Retour au Kosovo

La dernière image est une bande dessinée parue il y a deux ans à peine. Réalisée en solo, elle apportait une vision critique du travail des correspondants de guerre à travers le conflit kosovar. Gani Jakupi, résidant espagnol originaire de cette région des balkans, avait été dépêché là-bas à la fin des hostilités pour y faire un reportage et livrait donc, en immersion dans le milieu considéré, son regard sur cette profession. Si son ouvrage était remarquable, l’auteur n’avait peut-être pas tout dit ou, tout du moins, avait-il choisi un angle d’approche qui lui avait permis, consciemment ou non, de contourner ce qui était pour lui l’essentiel.
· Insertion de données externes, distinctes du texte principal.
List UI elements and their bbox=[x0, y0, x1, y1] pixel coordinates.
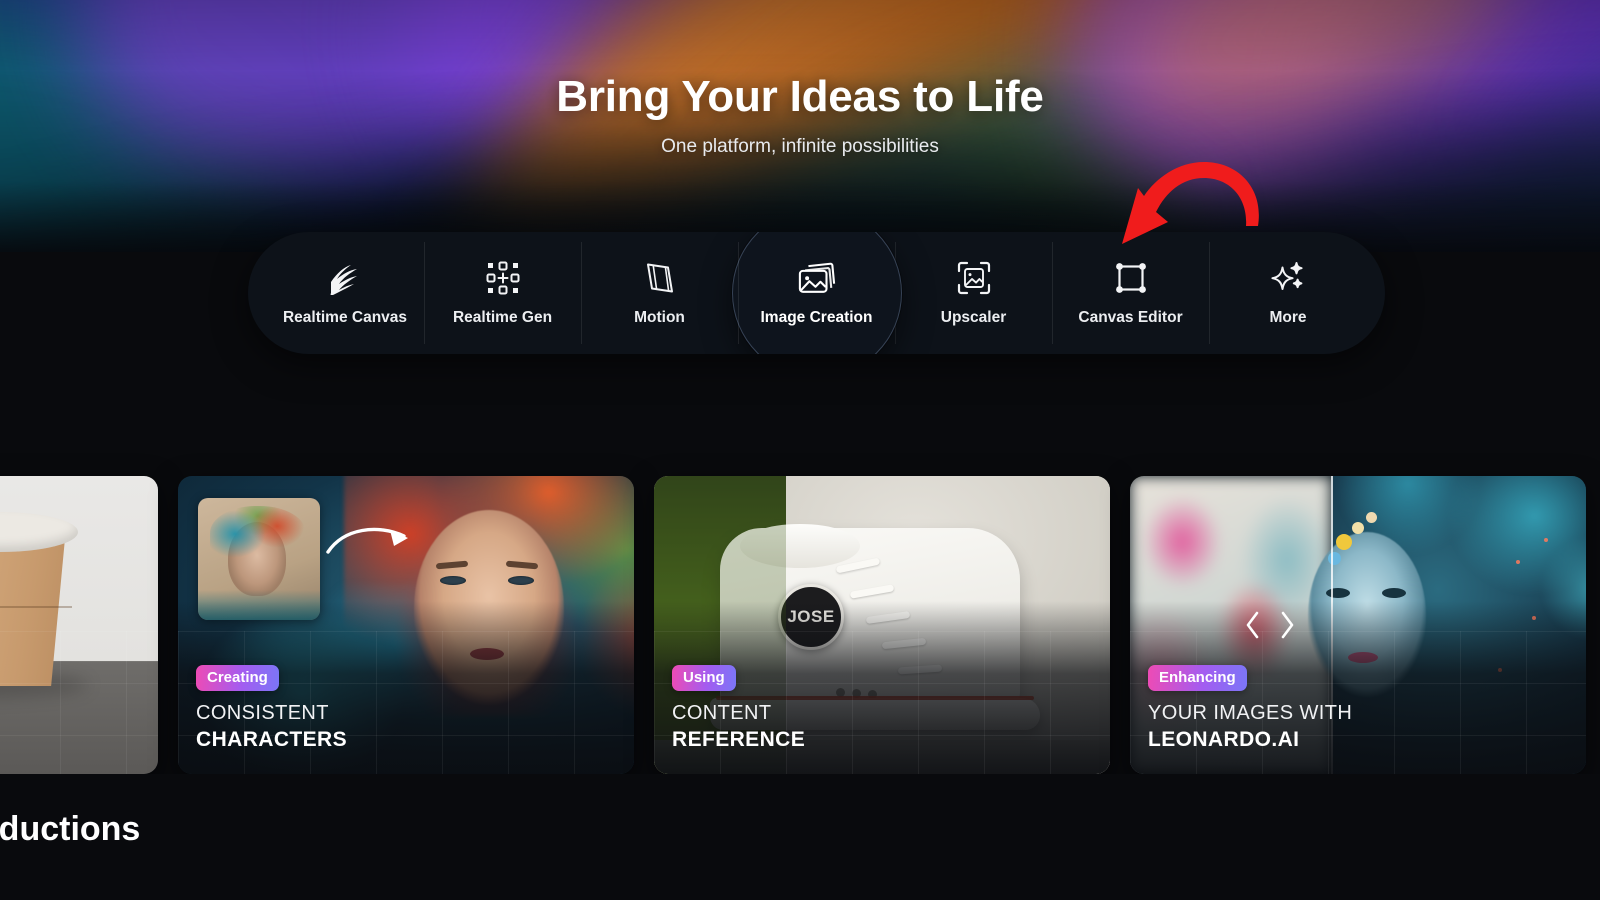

Pour ce Retour au Kosovo, qui va relever de l’exercice intime, Gani Jakupi a fait le choix de remettre son histoire entre les mains d'un dessinateur capable de donner à ressentir sa perception des choses, capable de laisser le sensitif prendre le pas sur l’analyse. Cauchemars. Le dessin, mélange des excès de Nicolas de Crécy et Ben Telmplesmith, s’accapare l’espace au point d’en être oppressant. Dans la nuit noire, les démons prennent forme, prennent possession de l’esprit de celui qui sait ses parents et son enfance là-bas alors que lui est à Barcelone. Réveil, impuissance occidentale.

C’est Jorge González qui officie aux crayons et pastels gras. Dans la droite ligne de son interprétation fascinante du dernier jour du président chilien Salvador Allende menée à bien pour le premier numéro de La revue dessinée, il livre un travail époustouflant, puissant, conférant du sens à chaque case, à chaque planche, venant systématiquement en appui de la voix off du narrateur. Ce dernier raconte sa confrontation à la réalité post-conflit, difficile à appréhender pour lui qui n’a vécu ce drame qu’à travers ses nuits torturées et ses angoisses. Il raconte la coexistence maintenant impossible entre kosovars et serbes, cela malgré ce graffiti dérisoire aperçu sur un mur de Pristina : « Si nos enfants peuvent être ensemble, pourquoi pas nous ? ». Il raconte aussi la peur dont il ne parvient pas à se débarrasser, résurgence des fantômes de la guerre et de ses atrocités. L’atmosphère est incertaine, pesante, insidieuse, et le lecteur sort de sa lecture bousculé.

Dans la postface de La dernière image, Gani Jakupi citait Jean-Paul Sartre « Un auteur écrit toujours pour que personne ne se considère innocent de ce qui se passe dans le monde » (Qu’est-ce-que la littérature ?).